On January 6th, the National Natural Science Foundation of China's major research program integration project "Construction of Large scale Remote Sensing Image Sample Library and Research on Open Source Remote Sensing Deep Network Framework Model", undertaken by Wuhan University, released the world's first intelligent interpretation machine learning framework for remote sensing images, LuoJiaNET, and related achievements of the remote sensing image sample library, LuoJiaSET. This achievement lays the foundation for the verification of new theories and technologies in remote sensing intelligent interpretation, and also provides a platform and technical support for scientific research and application of remote sensing information intelligent processing in natural resource monitoring and socio-economic development.

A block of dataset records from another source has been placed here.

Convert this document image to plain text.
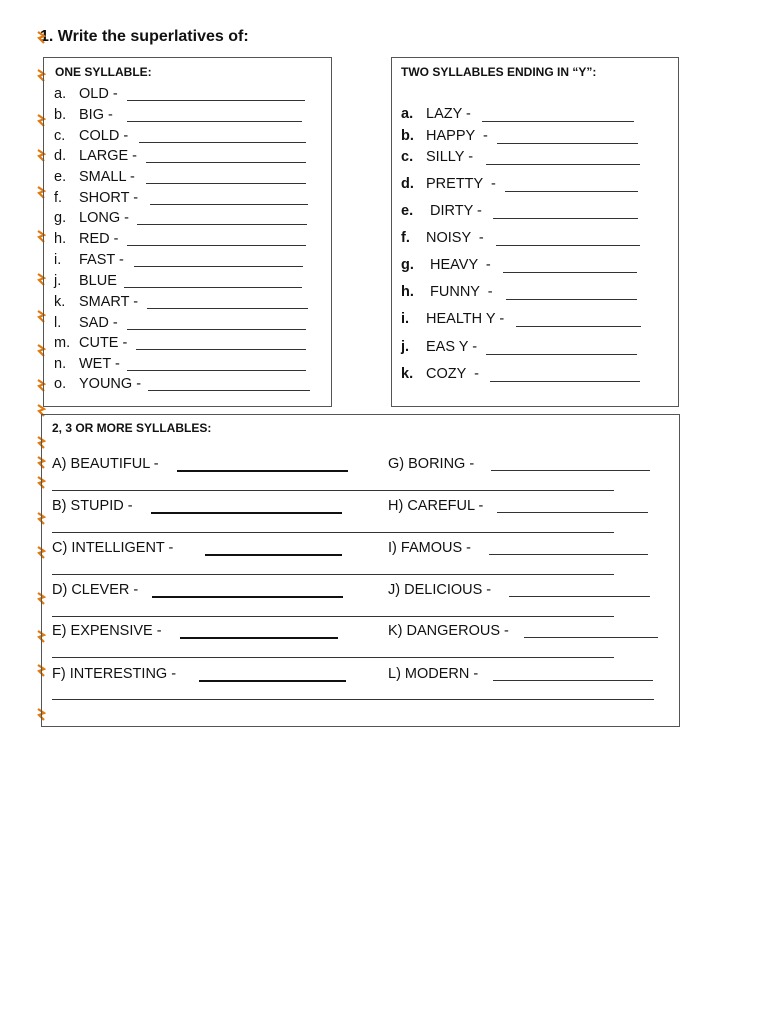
1. Write the superlatives of:
ONE SYLLABLE:
a. OLD -
b. BIG -
c. COLD -
d. LARGE -
e. SMALL -
f. SHORT -
g. LONG -
h. RED -
i. FAST -
j. BLUE
k. SMART -
l. SAD -
m. CUTE -
n. WET -
o. YOUNG -
TWO SYLLABLES ENDING IN “Y”:
a. LAZY -
b. HAPPY  -
c. SILLY -
d. PRETTY  -
e. DIRTY -
f. NOISY  -
g. HEAVY  -
h. FUNNY  -
i. HEALTH Y -
j. EAS Y -
k. COZY  -
2, 3 OR MORE SYLLABLES:
A) BEAUTIFUL -
B) STUPID -
C) INTELLIGENT -
D) CLEVER -
E) EXPENSIVE -
F) INTERESTING -
G) BORING -
H) CAREFUL -
I) FAMOUS -
J) DELICIOUS -
K) DANGEROUS -
L) MODERN -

At the press conference, Professor Gong Jianya, an academician of the CAS Member, first introduced the background and significance of the project. Professor Hu Xiangyun gave a detailed introduction to the technical achievements of LuoJiaSET and LuoJiaNET. Associate researchers Jiang Liangcun and Zhang Mi demonstrated the two systems and engaged in interactive Q&A with attending teachers and students. Professor Li Deren, an academician of the Chinese Academy of Sciences and the CAE Member, attended the conference and put forward guidance on optimizing top-level design for the further development of LuoJiaNET and LuoJiaSET. Nearly 600 people, including Professor Chen Ruizhi, director of the State Key Laboratory of Surveying, Mapping and Remote Sensing Information Engineering of Wuhan University, Professor Le Peng, vice president of the School of Remote Sensing Information Engineering, Liu Junyi, head of Huawei's Hubei Ministry of Industrial Development and Ecology, members of the Intelligent Remote Sensing Open Source Ecological Alliance, as well as upstream and downstream partners of industrial ecology, teachers and students of Wuhan University, attended the conference offline or online.
It is reported that based on the technical route and research needs, the project has formed an interdisciplinary research team, headed by Professor Hu Xiangyun, bringing together young and middle-aged academic backbones from the School of Remote Sensing Information Engineering, the State Key Laboratory of Surveying, Mapping and Remote Sensing Information Engineering, and the School of Computer Science. Under the guidance of Academician Gong Jianya, after a year of research and development, the project has achieved the following main results: (1) proposed classification standards and annotation specifications for remote sensing image datasets, developed an Internet collaborative sample annotation system, constructed multi type, million scale annotation data and standard datasets, and their publishing platform - LuojiaSET; (2) Based on the characteristics and application requirements of remote sensing images, an open-source deep neural network architecture, model, and network optimization method for remote sensing image processing have been developed, forming a remote sensing deep learning framework - LuojiaNET - with flexible creation of scale channels, adaptive selection of data channels, and multi-level joint optimization. The team also signed a cooperation agreement with Huawei for artificial intelligence projects in the field of remote sensing, attracting leading remote sensing institutions and enterprises. Under the guidance of the China Remote Sensing Application Association, the Intelligent Remote Sensing Open Source Ecological Alliance was established, which has constructive significance for promoting the progress of remote sensing technology in China, enhancing the core competitiveness of industrial clusters, and enhancing the independent innovation ability of enterprises.